A few weeks later, she said she called the company and started working that night.
"I knew the line of business," she said. "I already had it in my mind what it was, and I made that decision. ... I knew exactly what I was walking into. ... I was so naive then. I think I was 19, and I was so careless."
Dupré said she never did the work steadily, and that no one knew what she was doing. She'd make cash for three months at a time, then take six months off, going to work at a real estate agency or waitressing, only to go back to escort again.
Dupré uses the word escort to describe the business, which, for her, carries a different meaning than "prostitute."
"I think that prostitution is only about sex," she said. "Whereas an escort is more -- It's time spent ... And, you know, most of the time you go in and you're just someone to talk to."
When it comes to the sex, she said, "You had to be emotionally disconnected -- like from your heart to your head."
Last December, after being left by a boyfriend, she said she felt she had one choice: to start working as an escort again, in a kind of depression and defeat.

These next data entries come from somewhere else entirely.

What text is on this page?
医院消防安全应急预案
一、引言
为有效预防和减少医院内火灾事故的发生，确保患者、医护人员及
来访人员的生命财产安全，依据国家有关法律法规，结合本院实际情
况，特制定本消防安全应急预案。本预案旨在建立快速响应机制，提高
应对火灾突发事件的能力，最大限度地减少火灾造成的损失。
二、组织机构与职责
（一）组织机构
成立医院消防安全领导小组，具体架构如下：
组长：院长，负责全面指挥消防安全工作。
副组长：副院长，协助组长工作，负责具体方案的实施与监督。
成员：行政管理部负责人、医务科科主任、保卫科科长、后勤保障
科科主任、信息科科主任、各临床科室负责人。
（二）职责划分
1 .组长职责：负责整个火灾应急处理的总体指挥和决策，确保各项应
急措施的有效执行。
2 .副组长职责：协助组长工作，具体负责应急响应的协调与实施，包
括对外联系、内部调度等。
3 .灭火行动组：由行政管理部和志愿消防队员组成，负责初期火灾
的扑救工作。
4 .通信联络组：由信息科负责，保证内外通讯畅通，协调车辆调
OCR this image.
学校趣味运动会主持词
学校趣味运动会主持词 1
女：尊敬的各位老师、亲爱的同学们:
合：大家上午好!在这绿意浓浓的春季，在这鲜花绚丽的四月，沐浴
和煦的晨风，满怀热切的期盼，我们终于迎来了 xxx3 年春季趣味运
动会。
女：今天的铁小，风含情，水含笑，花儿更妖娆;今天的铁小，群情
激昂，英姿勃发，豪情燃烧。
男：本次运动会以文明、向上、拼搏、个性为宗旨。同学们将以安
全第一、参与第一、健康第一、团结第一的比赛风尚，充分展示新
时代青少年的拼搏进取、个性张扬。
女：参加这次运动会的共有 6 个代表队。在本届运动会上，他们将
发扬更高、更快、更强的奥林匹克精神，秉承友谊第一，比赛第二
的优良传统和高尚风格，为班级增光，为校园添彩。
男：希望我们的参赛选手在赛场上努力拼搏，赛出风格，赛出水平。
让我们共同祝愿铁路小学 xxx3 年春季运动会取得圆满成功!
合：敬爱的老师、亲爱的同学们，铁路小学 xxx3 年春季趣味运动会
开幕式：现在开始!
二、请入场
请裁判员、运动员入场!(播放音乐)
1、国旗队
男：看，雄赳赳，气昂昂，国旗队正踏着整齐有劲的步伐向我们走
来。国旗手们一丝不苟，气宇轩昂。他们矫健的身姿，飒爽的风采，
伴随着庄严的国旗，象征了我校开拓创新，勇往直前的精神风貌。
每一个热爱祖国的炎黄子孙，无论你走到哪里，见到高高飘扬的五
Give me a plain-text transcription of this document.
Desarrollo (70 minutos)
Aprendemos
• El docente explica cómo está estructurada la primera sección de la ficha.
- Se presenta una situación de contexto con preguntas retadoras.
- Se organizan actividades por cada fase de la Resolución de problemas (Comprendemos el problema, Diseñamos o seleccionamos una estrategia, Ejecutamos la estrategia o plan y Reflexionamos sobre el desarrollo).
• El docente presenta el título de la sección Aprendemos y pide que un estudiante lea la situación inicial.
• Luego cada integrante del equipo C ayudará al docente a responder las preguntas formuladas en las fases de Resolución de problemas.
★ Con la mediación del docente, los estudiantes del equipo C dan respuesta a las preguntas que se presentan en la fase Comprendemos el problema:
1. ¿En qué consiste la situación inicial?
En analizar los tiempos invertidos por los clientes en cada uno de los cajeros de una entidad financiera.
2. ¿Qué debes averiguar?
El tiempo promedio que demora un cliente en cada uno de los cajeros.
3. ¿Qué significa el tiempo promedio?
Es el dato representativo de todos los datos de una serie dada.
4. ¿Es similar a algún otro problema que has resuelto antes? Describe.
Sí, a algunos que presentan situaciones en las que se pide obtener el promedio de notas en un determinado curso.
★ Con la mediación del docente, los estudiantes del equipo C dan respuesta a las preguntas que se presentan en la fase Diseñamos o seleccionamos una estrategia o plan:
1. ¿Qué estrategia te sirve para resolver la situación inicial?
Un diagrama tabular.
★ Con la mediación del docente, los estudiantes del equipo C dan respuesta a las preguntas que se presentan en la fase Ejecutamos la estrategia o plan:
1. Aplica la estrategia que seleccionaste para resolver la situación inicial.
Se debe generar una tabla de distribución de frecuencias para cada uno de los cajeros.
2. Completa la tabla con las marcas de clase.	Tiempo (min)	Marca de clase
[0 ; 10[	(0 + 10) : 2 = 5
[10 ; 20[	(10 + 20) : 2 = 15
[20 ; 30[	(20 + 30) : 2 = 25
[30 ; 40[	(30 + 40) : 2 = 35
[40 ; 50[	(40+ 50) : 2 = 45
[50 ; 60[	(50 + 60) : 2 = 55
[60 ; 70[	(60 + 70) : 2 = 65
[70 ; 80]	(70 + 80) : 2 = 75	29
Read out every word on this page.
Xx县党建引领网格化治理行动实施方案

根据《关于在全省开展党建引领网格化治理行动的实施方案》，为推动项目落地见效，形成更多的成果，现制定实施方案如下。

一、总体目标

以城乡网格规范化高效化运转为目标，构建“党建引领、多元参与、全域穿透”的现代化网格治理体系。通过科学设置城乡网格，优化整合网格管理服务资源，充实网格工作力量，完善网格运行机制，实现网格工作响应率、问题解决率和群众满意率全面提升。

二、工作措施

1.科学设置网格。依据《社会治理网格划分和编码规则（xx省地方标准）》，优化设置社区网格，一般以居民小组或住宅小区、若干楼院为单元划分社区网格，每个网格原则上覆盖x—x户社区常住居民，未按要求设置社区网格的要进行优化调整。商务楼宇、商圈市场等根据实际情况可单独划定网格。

Dupré wrote in her journal, "Today was my first night back at the agency. It was really difficult for me. I don't remember it being this hard. It used to be easy for me. I never really thought about what it was I was doing."
That's how she came to be the girl at the escort service when a powerful but anonymous client called in. It was four weeks after she returned to work when she traveled to Washington.
Court documents show that Dupré and Spitzer may have had previous encounters. That final night, Spitzer spent three hours with her at $1,000 an hour. He gave her $4,300. Apparently, the excess was credit for future appointments. In the end, it would be the money trail that brought him down.
Dupré said she has nothing to say to the former governor, but if she had the chance, she would tell his wife Silda Spitzer that "I'm sorry for your pain."
Since news of the scandal broke, she's reportedly turned down offers for book deals, a reality TV show and $1 million to pose in Hustler magazine, and maintains surprisingly normal hopes and dreams for her future.
"I don't know about the white picket fence," Dupré said.
"I want someone that will love me," she said, "someone that will think that all my imperfections make me perfect -- someone, when I fall, they'll be right there, telling me to get back up, it's going to be OK. I want a best friend."